Take a tape measure and measure from center of the left speaker cone to the right speaker cone. Now take the tip of the tape measure and move it towards you to form a triangle. Where the tip of the tape measure resides, will roughly be where the sweet spot is.
- Note: You may need to play around with the placement of your speakers to get the sweet spot distance that's right for your mixing position.
- Avoid placing speakers at extreme distances, or the corners of your room. Always follow the equilateral triangle rule.
When it comes to the height of the speakers your ears need to be in line with the tweeters. If you're just resting your speakers on a flat desk then the chances are they're going to be too low and you'll need to raise them a few inches using foam pads or desktop stands like the ISO Acoustics L8R-155. Alternatively, you could use monitor speaker floor stands like the QuikLok Bs-300 to free up desk space.
Some purpose-built audio production desks have a raised shelf just for monitor speakers, in most cases, they're set at the correct height but it's still a good to double check with a tape measure. Generally speaking, your speakers should be 47 - 55 inches off the floor and if you decided to tilt them do not exceed more than 15 degrees from vertical.
- Important: Tweeters should not sit at the halfway point of the height of your room. For example, if the room is 8ft high the tweeters must not be 4ft high. Try positioning them slightly off axis to avoid some issues.
Calibrating Speaker Volume
Calibrating the independent levels of your L and R speakers is really important. If the levels are unbalanced it'll cause the stereo image to be off and you'll be overcompensating for the volume differences in your mix which results in your music sounding one-sided or uneven.
Some monitor speakers come with fancy calibrating software and microphones. But for those of you that don't have that stuff, there's a more simple method using Pink Noise and an SPL Meter. Most DAWs come with a Test Tone Generator, usually as a VST insert. They allow you to generate various waveforms or noise.

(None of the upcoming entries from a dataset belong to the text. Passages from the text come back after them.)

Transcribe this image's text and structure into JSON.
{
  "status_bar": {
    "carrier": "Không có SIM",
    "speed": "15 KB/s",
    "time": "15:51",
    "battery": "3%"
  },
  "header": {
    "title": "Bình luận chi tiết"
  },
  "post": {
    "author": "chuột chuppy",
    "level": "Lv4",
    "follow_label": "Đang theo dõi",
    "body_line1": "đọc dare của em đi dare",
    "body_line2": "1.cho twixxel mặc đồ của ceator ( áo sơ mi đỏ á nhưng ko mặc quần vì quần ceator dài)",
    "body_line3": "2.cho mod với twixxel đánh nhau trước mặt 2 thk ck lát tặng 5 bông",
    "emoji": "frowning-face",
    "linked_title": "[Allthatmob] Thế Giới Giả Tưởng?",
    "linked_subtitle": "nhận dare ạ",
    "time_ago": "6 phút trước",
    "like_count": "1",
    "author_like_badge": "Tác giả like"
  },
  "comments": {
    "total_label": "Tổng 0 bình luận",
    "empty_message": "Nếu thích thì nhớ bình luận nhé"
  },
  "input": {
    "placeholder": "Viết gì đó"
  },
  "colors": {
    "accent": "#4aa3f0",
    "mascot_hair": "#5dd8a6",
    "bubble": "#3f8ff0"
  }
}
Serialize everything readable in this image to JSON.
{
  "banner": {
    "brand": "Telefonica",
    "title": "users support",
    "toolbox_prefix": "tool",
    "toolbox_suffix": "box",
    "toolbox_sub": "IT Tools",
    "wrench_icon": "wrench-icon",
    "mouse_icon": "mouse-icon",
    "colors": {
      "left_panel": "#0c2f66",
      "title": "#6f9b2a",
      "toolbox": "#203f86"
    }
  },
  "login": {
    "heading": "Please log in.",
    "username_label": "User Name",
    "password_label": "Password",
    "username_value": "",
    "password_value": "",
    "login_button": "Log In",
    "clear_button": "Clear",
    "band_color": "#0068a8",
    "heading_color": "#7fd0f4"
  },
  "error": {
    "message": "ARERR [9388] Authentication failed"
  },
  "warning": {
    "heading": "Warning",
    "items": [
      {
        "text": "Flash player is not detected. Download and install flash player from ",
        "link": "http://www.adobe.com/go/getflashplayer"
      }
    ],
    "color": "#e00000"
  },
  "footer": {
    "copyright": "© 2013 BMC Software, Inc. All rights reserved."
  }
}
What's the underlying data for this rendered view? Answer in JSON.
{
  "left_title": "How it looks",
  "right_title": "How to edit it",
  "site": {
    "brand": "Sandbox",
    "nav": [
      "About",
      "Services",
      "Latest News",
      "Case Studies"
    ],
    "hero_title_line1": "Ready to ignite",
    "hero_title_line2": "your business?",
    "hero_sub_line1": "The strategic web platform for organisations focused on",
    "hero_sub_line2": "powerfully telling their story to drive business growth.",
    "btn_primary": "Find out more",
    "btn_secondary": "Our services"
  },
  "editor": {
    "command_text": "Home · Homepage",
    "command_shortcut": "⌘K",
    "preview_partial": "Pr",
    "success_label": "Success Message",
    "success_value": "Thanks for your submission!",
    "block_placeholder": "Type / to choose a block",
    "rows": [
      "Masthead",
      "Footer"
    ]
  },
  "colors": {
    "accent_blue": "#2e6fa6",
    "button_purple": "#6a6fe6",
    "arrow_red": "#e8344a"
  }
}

If you don't own an SPL Meter, don't worry. If you have a mobile phone you can download one of the many SPL Meter apps. Just make sure that it offers C-Weighted metering and allows you to set a target SPL level and allows you to set a Fast or Slow Response.
- Listen to some music and set the volume of your Audio Interface (using the dial) to a comfortable level
- Turn the music off
- On the back of your left and right monitor speakers, turn the volume dials all the way down
- Start up your DAW (Digital Audio Workstation)
- Create a new session and add a Stereo audio track
- On the Stereo track, insert the test tone generator (that comes with your DAW) and select Pink Noise
- Set your SPL Meter or SPL Meter App to 85db using C-Weighted method with a Slow Response
- Position your SPL meter in the Sweet Spot (listening position) using a stand or, if you're using a phone, get a friend to hold it at arm's length at 45 degrees
- On the Master Fader of your DAW, pan the channel 100% left
- On the back of your Left Speaker turn the volume dial up slowly until the SPL meter reads 85db then power down the speaker
- Now pan the Master Fader 100% Right and repeat the process until it reads 85db on the SPL Meter
- Now turn off the Pink Noise and power your Left Speaker back on, sit in your mixing position and play some music back through the speakers.
Note: If you find your room is on the small-side and 85db is too loud then repeat the steps above but aim for a lower SPL of 79db.